Research into large scale graph processing within the computer science community is currently at an early and fragmented stage, and can be categorized into the broad sub-areas such as applications/ algorithms, databases, computer systems, and computer architecture. The seminar will bring together researchers and engineers from industry.

The seminar will address a range of research questions below.

  1. What is the correct algorithmic abstraction for systems handling large graphs? Algorithmic complexity researchers use PRAM and I/O complexity models to characterize the algorithmic complexity of graph processing. On the other hand, systems researchers largely build systems that implement scatter-gather and label propagation models of computation. These are different world views rendering theory and practice incompatible with each other. We will begin work towards a formal algorithmic model for existing large scale graph processing systems as part of this seminar with a view to answering this question. This model should accurately describe large-scale graph processing systems built by the systems community as well as be formal enough to enable algorithmic complexity researchers to draw useful conclusions about their scalability with data set size. This agenda item will require close co-operation between theoretical computer scientists on the algorithms front to talk to practical systems researchers. Historically this has been a difficult area for interdisciplinary interaction but the diverse background of the seminar organizers and our careful choice of invitees will go some way in surmounting this difficulty.
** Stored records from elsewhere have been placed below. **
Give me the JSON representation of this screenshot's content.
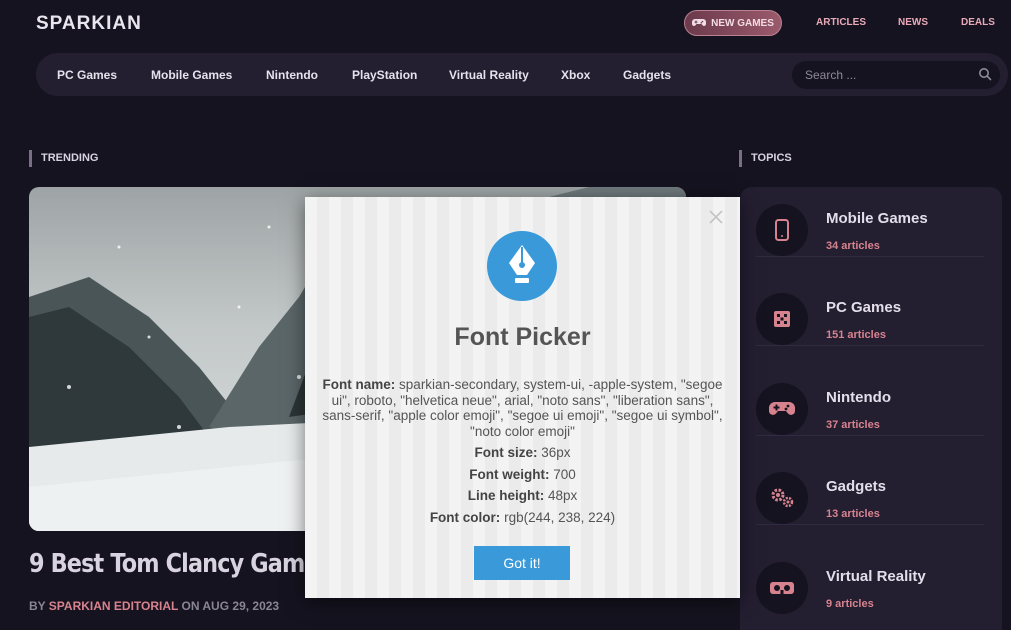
{
  "header": {
    "logo": "SPARKIAN",
    "new_games_label": "NEW GAMES",
    "links": [
      "ARTICLES",
      "NEWS",
      "DEALS"
    ]
  },
  "nav": {
    "items": [
      "PC Games",
      "Mobile Games",
      "Nintendo",
      "PlayStation",
      "Virtual Reality",
      "Xbox",
      "Gadgets"
    ],
    "search_placeholder": "Search ..."
  },
  "trending": {
    "heading": "TRENDING",
    "article_title": "9 Best Tom Clancy Games",
    "byline_prefix": "BY",
    "author": "SPARKIAN EDITORIAL",
    "byline_date": "ON AUG 29, 2023"
  },
  "topics": {
    "heading": "TOPICS",
    "items": [
      {
        "name": "Mobile Games",
        "count": "34 articles",
        "icon": "phone-icon"
      },
      {
        "name": "PC Games",
        "count": "151 articles",
        "icon": "chip-icon"
      },
      {
        "name": "Nintendo",
        "count": "37 articles",
        "icon": "gamepad-icon"
      },
      {
        "name": "Gadgets",
        "count": "13 articles",
        "icon": "gears-icon"
      },
      {
        "name": "Virtual Reality",
        "count": "9 articles",
        "icon": "vr-headset-icon"
      }
    ]
  },
  "modal": {
    "title": "Font Picker",
    "font_name_label": "Font name:",
    "font_name_value": "sparkian-secondary, system-ui, -apple-system, \"segoe ui\", roboto, \"helvetica neue\", arial, \"noto sans\", \"liberation sans\", sans-serif, \"apple color emoji\", \"segoe ui emoji\", \"segoe ui symbol\", \"noto color emoji\"",
    "font_size_label": "Font size:",
    "font_size_value": "36px",
    "font_weight_label": "Font weight:",
    "font_weight_value": "700",
    "line_height_label": "Line height:",
    "line_height_value": "48px",
    "font_color_label": "Font color:",
    "font_color_value": "rgb(244, 238, 224)",
    "button_label": "Got it!"
  },
  "colors": {
    "background": "#15131f",
    "panel": "#241e31",
    "accent_pink": "#d7838f",
    "modal_blue": "#3a9ad9"
  }
}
  2. What is the taxonomy of applications that graph processing systems should support? Can it be reduced to a set of representative benchmarks that researchers in this area need to care about? We can currently identify two main interest areas. The first is large scale graph traversal, of interest to the high performance computing and web-services community; primarily driven by security applications and from data mining needs. The second is spectral approaches, primarily of interest to the machine learning community, building systems such as Graphlab. The output from this agenda item will be a clear set of well defined applications that the community can agree will serve as objects of study for building high performance graph processing systems.
  3. What is the correct interface to the system that may be assumed when building a graph DSL? DSL researchers are interested in productive and easy ways to specify graph computations. However they have given relatively little thought to interfacing in an efficient way to systems that execute graph computation. The agenda item therefore will be a discussion between programming language researchers and systems, algorithms and database people researchers about the correct level of interface between a DSL and the underlying systems. A good model in this regard is the decoupling of database systems from ways to query them using declarative languages like SQL. The litmus test for success for this agenda item will therefore be a sketch for a DSL that exposes opportunities for optimization, is productive to use and at the same time is oblivious to the underlying system.
  4. What is the design trade-off among different graph processing approaches. For example, (i) the general graph processing system vs. the dedicated approaches specially optimized for specific graph problems, (ii) the running time between pre-processing and graph processing, (iii) performance vs. running expense.